= Environmental impact of cannabis cultivation =

Cannabis affecting environment

Environmental impact of cannabis cultivation includes all the environmental issues which occur as a result of cannabis cultivation.

Cannabis agriculture is a massive industry in its scope and extent, yet its environmental impact is much less researched than comparable agricultural products produced at this scale. Many countries around the world are liberalizing their cannabis policy which will make the industry grow, and as the industry grows, so does the urgency to respond to special considerations in environmental impact for this industry.

==History==
The history of farming cannabis production as an issue of drug use has suppressed discussion about cannabis production as a massive agricultural sector. In places where cannabis is legal to produce, discussing environmental impact is still challenging because so many other issues related to cannabis distract from the conversation.

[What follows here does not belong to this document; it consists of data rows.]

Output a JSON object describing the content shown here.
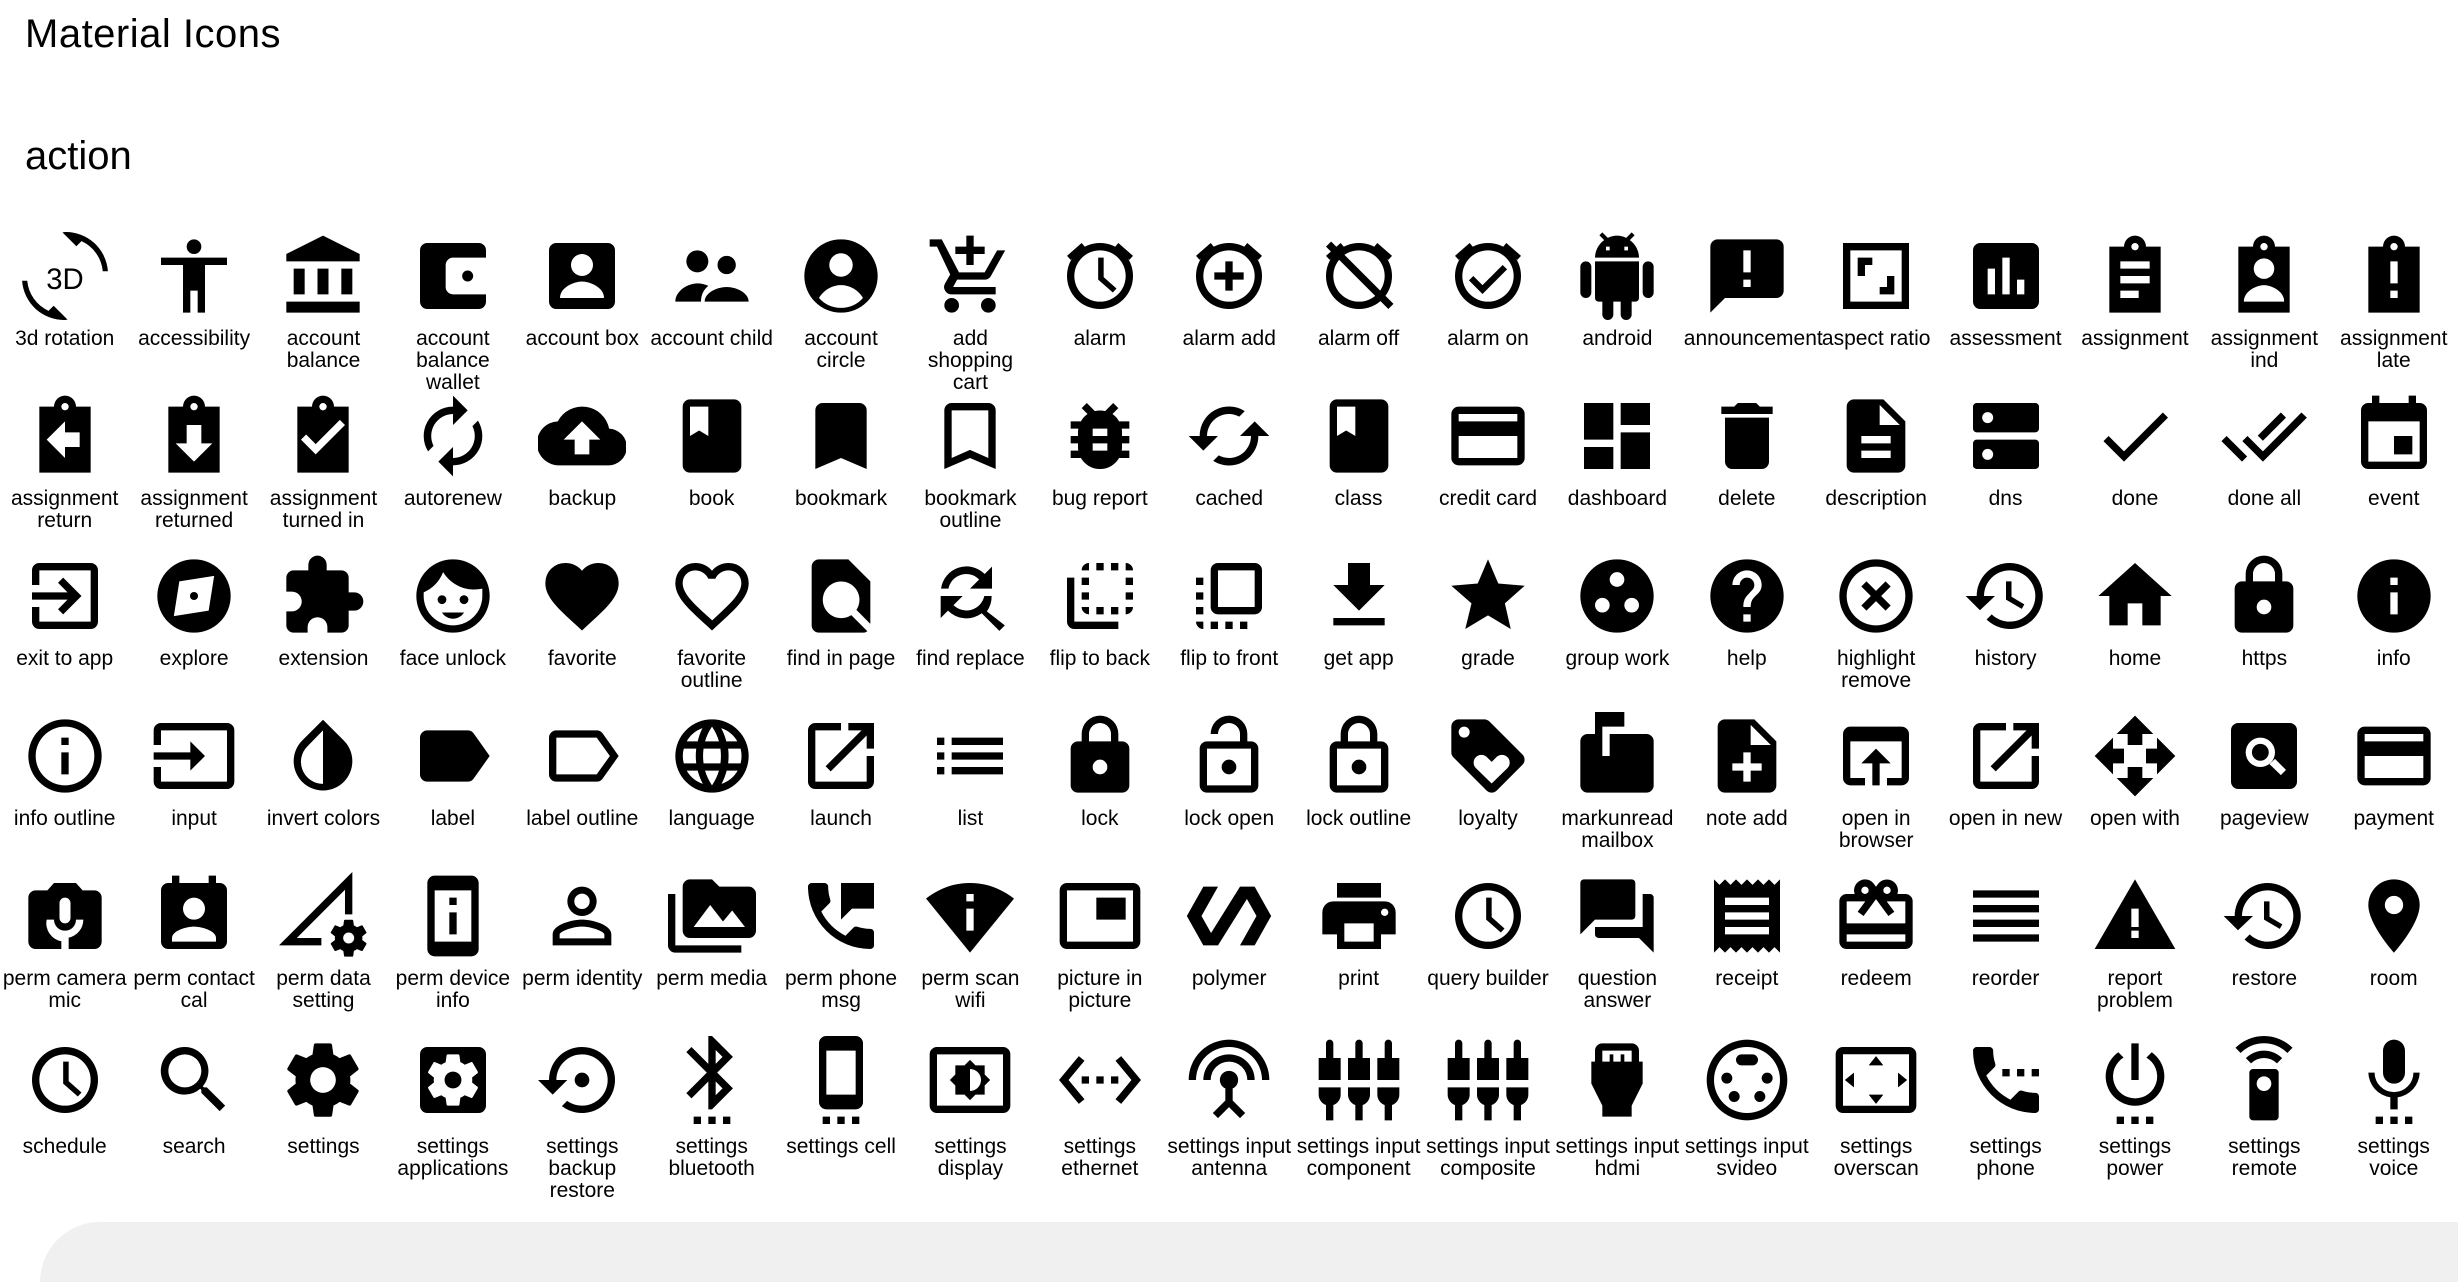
{
  "page_title": "Material Icons",
  "section": {
    "title": "action",
    "icons": [
      {
        "name": "3d rotation",
        "icon": "3d-rotation-icon"
      },
      {
        "name": "accessibility",
        "icon": "accessibility-icon"
      },
      {
        "name": "account balance",
        "icon": "account-balance-icon"
      },
      {
        "name": "account balance wallet",
        "icon": "account-balance-wallet-icon"
      },
      {
        "name": "account box",
        "icon": "account-box-icon"
      },
      {
        "name": "account child",
        "icon": "account-child-icon"
      },
      {
        "name": "account circle",
        "icon": "account-circle-icon"
      },
      {
        "name": "add shopping cart",
        "icon": "add-shopping-cart-icon"
      },
      {
        "name": "alarm",
        "icon": "alarm-icon"
      },
      {
        "name": "alarm add",
        "icon": "alarm-add-icon"
      },
      {
        "name": "alarm off",
        "icon": "alarm-off-icon"
      },
      {
        "name": "alarm on",
        "icon": "alarm-on-icon"
      },
      {
        "name": "android",
        "icon": "android-icon"
      },
      {
        "name": "announcement",
        "icon": "announcement-icon"
      },
      {
        "name": "aspect ratio",
        "icon": "aspect-ratio-icon"
      },
      {
        "name": "assessment",
        "icon": "assessment-icon"
      },
      {
        "name": "assignment",
        "icon": "assignment-icon"
      },
      {
        "name": "assignment ind",
        "icon": "assignment-ind-icon"
      },
      {
        "name": "assignment late",
        "icon": "assignment-late-icon"
      },
      {
        "name": "assignment return",
        "icon": "assignment-return-icon"
      },
      {
        "name": "assignment returned",
        "icon": "assignment-returned-icon"
      },
      {
        "name": "assignment turned in",
        "icon": "assignment-turned-in-icon"
      },
      {
        "name": "autorenew",
        "icon": "autorenew-icon"
      },
      {
        "name": "backup",
        "icon": "backup-icon"
      },
      {
        "name": "book",
        "icon": "book-icon"
      },
      {
        "name": "bookmark",
        "icon": "bookmark-icon"
      },
      {
        "name": "bookmark outline",
        "icon": "bookmark-outline-icon"
      },
      {
        "name": "bug report",
        "icon": "bug-report-icon"
      },
      {
        "name": "cached",
        "icon": "cached-icon"
      },
      {
        "name": "class",
        "icon": "class-icon"
      },
      {
        "name": "credit card",
        "icon": "credit-card-icon"
      },
      {
        "name": "dashboard",
        "icon": "dashboard-icon"
      },
      {
        "name": "delete",
        "icon": "delete-icon"
      },
      {
        "name": "description",
        "icon": "description-icon"
      },
      {
        "name": "dns",
        "icon": "dns-icon"
      },
      {
        "name": "done",
        "icon": "done-icon"
      },
      {
        "name": "done all",
        "icon": "done-all-icon"
      },
      {
        "name": "event",
        "icon": "event-icon"
      },
      {
        "name": "exit to app",
        "icon": "exit-to-app-icon"
      },
      {
        "name": "explore",
        "icon": "explore-icon"
      },
      {
        "name": "extension",
        "icon": "extension-icon"
      },
      {
        "name": "face unlock",
        "icon": "face-unlock-icon"
      },
      {
        "name": "favorite",
        "icon": "favorite-icon"
      },
      {
        "name": "favorite outline",
        "icon": "favorite-outline-icon"
      },
      {
        "name": "find in page",
        "icon": "find-in-page-icon"
      },
      {
        "name": "find replace",
        "icon": "find-replace-icon"
      },
      {
        "name": "flip to back",
        "icon": "flip-to-back-icon"
      },
      {
        "name": "flip to front",
        "icon": "flip-to-front-icon"
      },
      {
        "name": "get app",
        "icon": "get-app-icon"
      },
      {
        "name": "grade",
        "icon": "grade-icon"
      },
      {
        "name": "group work",
        "icon": "group-work-icon"
      },
      {
        "name": "help",
        "icon": "help-icon"
      },
      {
        "name": "highlight remove",
        "icon": "highlight-remove-icon"
      },
      {
        "name": "history",
        "icon": "history-icon"
      },
      {
        "name": "home",
        "icon": "home-icon"
      },
      {
        "name": "https",
        "icon": "https-icon"
      },
      {
        "name": "info",
        "icon": "info-icon"
      },
      {
        "name": "info outline",
        "icon": "info-outline-icon"
      },
      {
        "name": "input",
        "icon": "input-icon"
      },
      {
        "name": "invert colors",
        "icon": "invert-colors-icon"
      },
      {
        "name": "label",
        "icon": "label-icon"
      },
      {
        "name": "label outline",
        "icon": "label-outline-icon"
      },
      {
        "name": "language",
        "icon": "language-icon"
      },
      {
        "name": "launch",
        "icon": "launch-icon"
      },
      {
        "name": "list",
        "icon": "list-icon"
      },
      {
        "name": "lock",
        "icon": "lock-icon"
      },
      {
        "name": "lock open",
        "icon": "lock-open-icon"
      },
      {
        "name": "lock outline",
        "icon": "lock-outline-icon"
      },
      {
        "name": "loyalty",
        "icon": "loyalty-icon"
      },
      {
        "name": "markunread mailbox",
        "icon": "markunread-mailbox-icon"
      },
      {
        "name": "note add",
        "icon": "note-add-icon"
      },
      {
        "name": "open in browser",
        "icon": "open-in-browser-icon"
      },
      {
        "name": "open in new",
        "icon": "open-in-new-icon"
      },
      {
        "name": "open with",
        "icon": "open-with-icon"
      },
      {
        "name": "pageview",
        "icon": "pageview-icon"
      },
      {
        "name": "payment",
        "icon": "payment-icon"
      },
      {
        "name": "perm camera mic",
        "icon": "perm-camera-mic-icon"
      },
      {
        "name": "perm contact cal",
        "icon": "perm-contact-cal-icon"
      },
      {
        "name": "perm data setting",
        "icon": "perm-data-setting-icon"
      },
      {
        "name": "perm device info",
        "icon": "perm-device-info-icon"
      },
      {
        "name": "perm identity",
        "icon": "perm-identity-icon"
      },
      {
        "name": "perm media",
        "icon": "perm-media-icon"
      },
      {
        "name": "perm phone msg",
        "icon": "perm-phone-msg-icon"
      },
      {
        "name": "perm scan wifi",
        "icon": "perm-scan-wifi-icon"
      },
      {
        "name": "picture in picture",
        "icon": "picture-in-picture-icon"
      },
      {
        "name": "polymer",
        "icon": "polymer-icon"
      },
      {
        "name": "print",
        "icon": "print-icon"
      },
      {
        "name": "query builder",
        "icon": "query-builder-icon"
      },
      {
        "name": "question answer",
        "icon": "question-answer-icon"
      },
      {
        "name": "receipt",
        "icon": "receipt-icon"
      },
      {
        "name": "redeem",
        "icon": "redeem-icon"
      },
      {
        "name": "reorder",
        "icon": "reorder-icon"
      },
      {
        "name": "report problem",
        "icon": "report-problem-icon"
      },
      {
        "name": "restore",
        "icon": "restore-icon"
      },
      {
        "name": "room",
        "icon": "room-icon"
      },
      {
        "name": "schedule",
        "icon": "schedule-icon"
      },
      {
        "name": "search",
        "icon": "search-icon"
      },
      {
        "name": "settings",
        "icon": "settings-icon"
      },
      {
        "name": "settings applications",
        "icon": "settings-applications-icon"
      },
      {
        "name": "settings backup restore",
        "icon": "settings-backup-restore-icon"
      },
      {
        "name": "settings bluetooth",
        "icon": "settings-bluetooth-icon"
      },
      {
        "name": "settings cell",
        "icon": "settings-cell-icon"
      },
      {
        "name": "settings display",
        "icon": "settings-display-icon"
      },
      {
        "name": "settings ethernet",
        "icon": "settings-ethernet-icon"
      },
      {
        "name": "settings input antenna",
        "icon": "settings-input-antenna-icon"
      },
      {
        "name": "settings input component",
        "icon": "settings-input-component-icon"
      },
      {
        "name": "settings input composite",
        "icon": "settings-input-composite-icon"
      },
      {
        "name": "settings input hdmi",
        "icon": "settings-input-hdmi-icon"
      },
      {
        "name": "settings input svideo",
        "icon": "settings-input-svideo-icon"
      },
      {
        "name": "settings overscan",
        "icon": "settings-overscan-icon"
      },
      {
        "name": "settings phone",
        "icon": "settings-phone-icon"
      },
      {
        "name": "settings power",
        "icon": "settings-power-icon"
      },
      {
        "name": "settings remote",
        "icon": "settings-remote-icon"
      },
      {
        "name": "settings voice",
        "icon": "settings-voice-icon"
      }
    ]
  }
}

Indoor cultivation of cannabis is common and research intensive. A 2012 study estimated that 1% of energy production in the United States is for cannabis production, giving cannabis a substantial carbon footprint. That same study could not identify energy analysts or policymakers who had addressed the issue. The study noted that indoor cultivation is mostly a consequence of illegality, and if cannabis were legal, then outdoor cultivation would greatly lower this use of electricity.

A United Nations report compared the environmental impact of cannabis against other drugs and found that cannabis pollutes less with dangerous chemicals. Black market cannabis production does tend to disrupt fragile and remote environments due to the farmers hiding the crop rather than using conventional farmland.

Cannabis plants can produce volatile organic compound in great enough amounts to increase the criteria air pollutants in indoor and outdoor environments. This could create an occupational health hazard in areas with large numbers of plants.

Cannabis in California is a frequent focus of study. One study found that cannabis production diverts water from watersheds. Encroachment in public land has been a frequent occurrence. Various legal pressures in California has led some production to be indoors. Getting quality data in California has been a challenge.

Cannabis in comparison to other crops could be an environmental benefit.

There is a trend towards an increase in the number of cultivators who are using sustainable methods for growing cannabis. To improve the soil, they mainly use: special AACT inoculations, growing companion crops, and even grazing goats, which loosen and aerate the soil with their hooves, and their droppings are used as a natural fertilizer.

== Energy Usage ==
Most regulated cannabis in the United States is grown indoors. Growing market-quality cannabis indoors requires intensive production conditions supported by a continuous input of electricity. Indoor cannabis cultivation requires climate management to produce optimal growing conditions, including specialized lighting, water management, and HVAC systems. These indoor environmental controls prevent crop loss and optimize yield, but often demand large amounts of electricity. Cannabis cultivation consumed approximately 0.11 percent of all electricity used in the US in 2017, while regulated cultivators used 0.03 percent. However, actual electricity consumption by cannabis cultivators may be much higher— up to and potentially exceeding 1 percent of total US electricity consumption.

Some cannabis cultivators manage their electricity consumption by integrating power generation sources like solar panels. They may also utilize LED lighting and other efficiency measures to lower energy usage. However, energy investments are expensive and significant capital is required up front to integrate.